SNAP output for PDB entry 4csa [SNAP web server]

PDB-id

4csa; SNAP-derived features in text and JSON formats; DNAproDB

Class

viral protein-DNA

Method

X-ray (2.28 Å)

Summary

Crystal structure of the asymmetric human metapneumovirus m2-1 tetramer bound to a DNA 4-mer

Reference

Leyrat C, Renner M, Harlos K, Huiskonen JT, Grimes JM (2014): "Drastic Changes in Conformational Dynamics of the Antiterminator M2-1 Regulate Transcription Efficiency in Pneumovirinae." Elife, 3, 02674. doi: 10.7554/ELIFE.02674.

Abstract

The M2-1 protein of human metapneumovirus (HMPV) is a zinc-binding transcription antiterminator which is highly conserved among pneumoviruses. We report the structure of tetrameric HMPV M2-1. Each protomer features a N-terminal zinc finger domain and an α-helical tetramerization motif forming a rigid unit, followed by a flexible linker and an α-helical core domain. The tetramer is asymmetric, three of the protomers exhibiting a closed conformation, and one an open conformation.

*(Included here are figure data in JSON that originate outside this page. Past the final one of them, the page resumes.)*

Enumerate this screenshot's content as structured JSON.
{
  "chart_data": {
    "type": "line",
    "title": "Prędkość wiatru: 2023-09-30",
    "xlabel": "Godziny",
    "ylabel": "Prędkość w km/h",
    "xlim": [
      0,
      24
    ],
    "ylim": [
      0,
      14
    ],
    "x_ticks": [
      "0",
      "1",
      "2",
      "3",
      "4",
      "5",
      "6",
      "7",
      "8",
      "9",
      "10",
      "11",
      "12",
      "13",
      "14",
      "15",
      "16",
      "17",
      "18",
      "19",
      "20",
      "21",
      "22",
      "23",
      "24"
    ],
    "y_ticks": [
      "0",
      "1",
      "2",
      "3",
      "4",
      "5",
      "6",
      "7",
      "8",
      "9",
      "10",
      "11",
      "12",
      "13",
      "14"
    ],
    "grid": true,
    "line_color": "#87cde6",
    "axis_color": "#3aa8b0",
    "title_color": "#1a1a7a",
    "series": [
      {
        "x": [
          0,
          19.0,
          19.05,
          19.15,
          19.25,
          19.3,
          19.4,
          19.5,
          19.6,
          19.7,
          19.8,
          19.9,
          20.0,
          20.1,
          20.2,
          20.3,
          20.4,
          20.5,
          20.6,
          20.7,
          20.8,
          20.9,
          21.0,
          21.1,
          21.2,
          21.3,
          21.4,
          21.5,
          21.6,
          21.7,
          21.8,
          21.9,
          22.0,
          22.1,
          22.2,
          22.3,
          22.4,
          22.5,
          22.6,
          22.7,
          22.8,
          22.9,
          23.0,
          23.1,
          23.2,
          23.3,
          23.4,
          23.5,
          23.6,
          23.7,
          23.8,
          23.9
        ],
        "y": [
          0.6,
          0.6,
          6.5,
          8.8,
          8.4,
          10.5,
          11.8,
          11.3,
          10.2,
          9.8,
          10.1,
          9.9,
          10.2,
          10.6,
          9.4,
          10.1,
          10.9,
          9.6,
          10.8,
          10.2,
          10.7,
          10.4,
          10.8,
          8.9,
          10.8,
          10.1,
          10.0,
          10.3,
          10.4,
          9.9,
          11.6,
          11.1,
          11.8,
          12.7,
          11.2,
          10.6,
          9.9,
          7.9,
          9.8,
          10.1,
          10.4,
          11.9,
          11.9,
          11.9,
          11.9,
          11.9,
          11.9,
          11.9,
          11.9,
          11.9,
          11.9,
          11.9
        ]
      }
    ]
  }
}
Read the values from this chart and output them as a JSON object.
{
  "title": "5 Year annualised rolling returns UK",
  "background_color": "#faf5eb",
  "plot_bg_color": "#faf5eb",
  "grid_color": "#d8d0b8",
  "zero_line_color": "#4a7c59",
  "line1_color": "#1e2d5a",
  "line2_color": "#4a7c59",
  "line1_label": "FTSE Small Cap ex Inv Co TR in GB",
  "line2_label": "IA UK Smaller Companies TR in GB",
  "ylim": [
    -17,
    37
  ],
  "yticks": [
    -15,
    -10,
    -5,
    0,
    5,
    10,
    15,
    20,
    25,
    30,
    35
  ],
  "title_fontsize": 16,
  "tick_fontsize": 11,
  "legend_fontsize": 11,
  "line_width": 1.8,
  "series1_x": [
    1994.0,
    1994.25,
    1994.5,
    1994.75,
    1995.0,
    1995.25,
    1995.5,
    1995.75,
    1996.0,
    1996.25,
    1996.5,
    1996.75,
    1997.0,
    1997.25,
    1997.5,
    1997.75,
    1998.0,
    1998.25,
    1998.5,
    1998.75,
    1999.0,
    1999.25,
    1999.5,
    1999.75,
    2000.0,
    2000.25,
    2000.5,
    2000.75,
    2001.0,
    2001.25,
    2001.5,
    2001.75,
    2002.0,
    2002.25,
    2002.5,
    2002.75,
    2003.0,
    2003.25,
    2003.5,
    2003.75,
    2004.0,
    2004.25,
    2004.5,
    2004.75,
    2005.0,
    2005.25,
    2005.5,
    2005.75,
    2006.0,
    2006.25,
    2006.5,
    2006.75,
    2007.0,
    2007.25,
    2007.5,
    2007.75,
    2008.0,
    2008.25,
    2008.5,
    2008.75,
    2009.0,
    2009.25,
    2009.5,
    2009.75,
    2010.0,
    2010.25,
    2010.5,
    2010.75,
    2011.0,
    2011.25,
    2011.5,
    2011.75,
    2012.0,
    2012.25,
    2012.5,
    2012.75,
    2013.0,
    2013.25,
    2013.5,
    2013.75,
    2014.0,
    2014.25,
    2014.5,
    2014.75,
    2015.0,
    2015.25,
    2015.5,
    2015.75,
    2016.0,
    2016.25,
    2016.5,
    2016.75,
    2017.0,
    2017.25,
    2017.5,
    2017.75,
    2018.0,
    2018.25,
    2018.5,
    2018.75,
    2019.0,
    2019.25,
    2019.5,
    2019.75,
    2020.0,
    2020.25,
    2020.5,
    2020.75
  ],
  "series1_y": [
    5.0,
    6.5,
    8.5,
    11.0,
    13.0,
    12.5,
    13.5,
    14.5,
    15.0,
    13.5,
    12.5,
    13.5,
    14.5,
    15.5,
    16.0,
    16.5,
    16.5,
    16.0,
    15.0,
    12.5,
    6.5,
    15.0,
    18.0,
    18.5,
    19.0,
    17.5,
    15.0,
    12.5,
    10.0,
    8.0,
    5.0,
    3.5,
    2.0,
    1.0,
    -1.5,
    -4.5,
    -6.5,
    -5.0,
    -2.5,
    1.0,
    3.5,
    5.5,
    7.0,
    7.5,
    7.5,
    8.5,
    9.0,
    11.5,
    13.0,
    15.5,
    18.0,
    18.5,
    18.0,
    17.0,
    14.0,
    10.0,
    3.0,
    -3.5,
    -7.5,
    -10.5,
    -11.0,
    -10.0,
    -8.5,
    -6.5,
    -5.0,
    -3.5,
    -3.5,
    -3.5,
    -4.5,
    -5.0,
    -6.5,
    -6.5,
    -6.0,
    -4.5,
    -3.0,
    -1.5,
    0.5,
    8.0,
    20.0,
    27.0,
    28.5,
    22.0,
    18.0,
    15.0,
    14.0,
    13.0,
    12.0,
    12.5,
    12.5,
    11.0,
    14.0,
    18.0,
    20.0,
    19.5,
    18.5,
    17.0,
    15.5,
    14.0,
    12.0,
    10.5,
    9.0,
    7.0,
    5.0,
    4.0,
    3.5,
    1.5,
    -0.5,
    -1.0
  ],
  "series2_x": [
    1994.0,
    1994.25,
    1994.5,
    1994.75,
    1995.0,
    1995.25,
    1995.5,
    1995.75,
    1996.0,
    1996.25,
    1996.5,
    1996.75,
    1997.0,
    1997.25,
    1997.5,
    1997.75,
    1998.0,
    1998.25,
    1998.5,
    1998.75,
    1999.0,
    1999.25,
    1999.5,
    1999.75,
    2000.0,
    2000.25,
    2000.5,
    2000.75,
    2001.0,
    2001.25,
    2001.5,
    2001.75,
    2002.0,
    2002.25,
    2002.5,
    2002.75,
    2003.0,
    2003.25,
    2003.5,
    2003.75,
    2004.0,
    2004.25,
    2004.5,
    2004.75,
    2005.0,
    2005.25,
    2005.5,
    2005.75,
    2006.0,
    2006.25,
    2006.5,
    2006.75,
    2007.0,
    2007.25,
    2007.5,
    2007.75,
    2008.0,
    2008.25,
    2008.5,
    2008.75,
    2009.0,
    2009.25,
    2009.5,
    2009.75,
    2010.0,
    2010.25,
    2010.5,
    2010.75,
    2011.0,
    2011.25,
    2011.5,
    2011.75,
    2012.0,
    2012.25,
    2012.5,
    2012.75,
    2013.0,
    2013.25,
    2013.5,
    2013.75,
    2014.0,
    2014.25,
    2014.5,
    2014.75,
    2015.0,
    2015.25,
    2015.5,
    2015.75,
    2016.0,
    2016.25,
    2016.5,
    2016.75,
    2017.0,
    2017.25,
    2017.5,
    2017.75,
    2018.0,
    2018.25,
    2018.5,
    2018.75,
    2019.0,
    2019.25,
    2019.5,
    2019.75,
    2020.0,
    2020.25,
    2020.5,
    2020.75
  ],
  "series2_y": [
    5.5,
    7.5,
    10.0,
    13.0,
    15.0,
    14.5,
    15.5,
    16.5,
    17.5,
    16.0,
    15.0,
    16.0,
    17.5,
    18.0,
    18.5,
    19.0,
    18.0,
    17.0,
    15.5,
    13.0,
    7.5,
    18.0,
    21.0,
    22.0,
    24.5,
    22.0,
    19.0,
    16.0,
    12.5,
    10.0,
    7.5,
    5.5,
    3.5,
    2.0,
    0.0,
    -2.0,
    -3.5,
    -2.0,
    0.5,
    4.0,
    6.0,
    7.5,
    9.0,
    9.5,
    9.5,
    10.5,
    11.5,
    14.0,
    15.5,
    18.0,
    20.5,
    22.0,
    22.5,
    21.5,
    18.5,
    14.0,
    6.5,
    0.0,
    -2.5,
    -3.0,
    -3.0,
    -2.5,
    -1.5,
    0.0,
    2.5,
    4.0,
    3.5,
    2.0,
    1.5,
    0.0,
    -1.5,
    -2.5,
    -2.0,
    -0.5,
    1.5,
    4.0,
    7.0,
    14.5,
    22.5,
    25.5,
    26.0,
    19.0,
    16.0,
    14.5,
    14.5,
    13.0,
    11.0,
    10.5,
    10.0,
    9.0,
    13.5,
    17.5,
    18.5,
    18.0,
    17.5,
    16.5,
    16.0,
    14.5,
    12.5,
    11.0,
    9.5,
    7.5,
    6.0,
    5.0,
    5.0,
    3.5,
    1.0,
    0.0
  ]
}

Molecular dynamics simulations and SAXS demonstrate a dynamic equilibrium between open and closed conformations in solution. Structures of adenosine monophosphate- and DNA- bound M2-1 establish the role of the zinc finger domain in base-specific recognition of RNA. Binding to 'gene end' RNA sequences stabilized the closed conformation of M2-1 leading to a drastic shift in the conformational landscape of M2-1. We propose a model for recognition of gene end signals and discuss the implications of these findings for transcriptional regulation in pneumoviruses.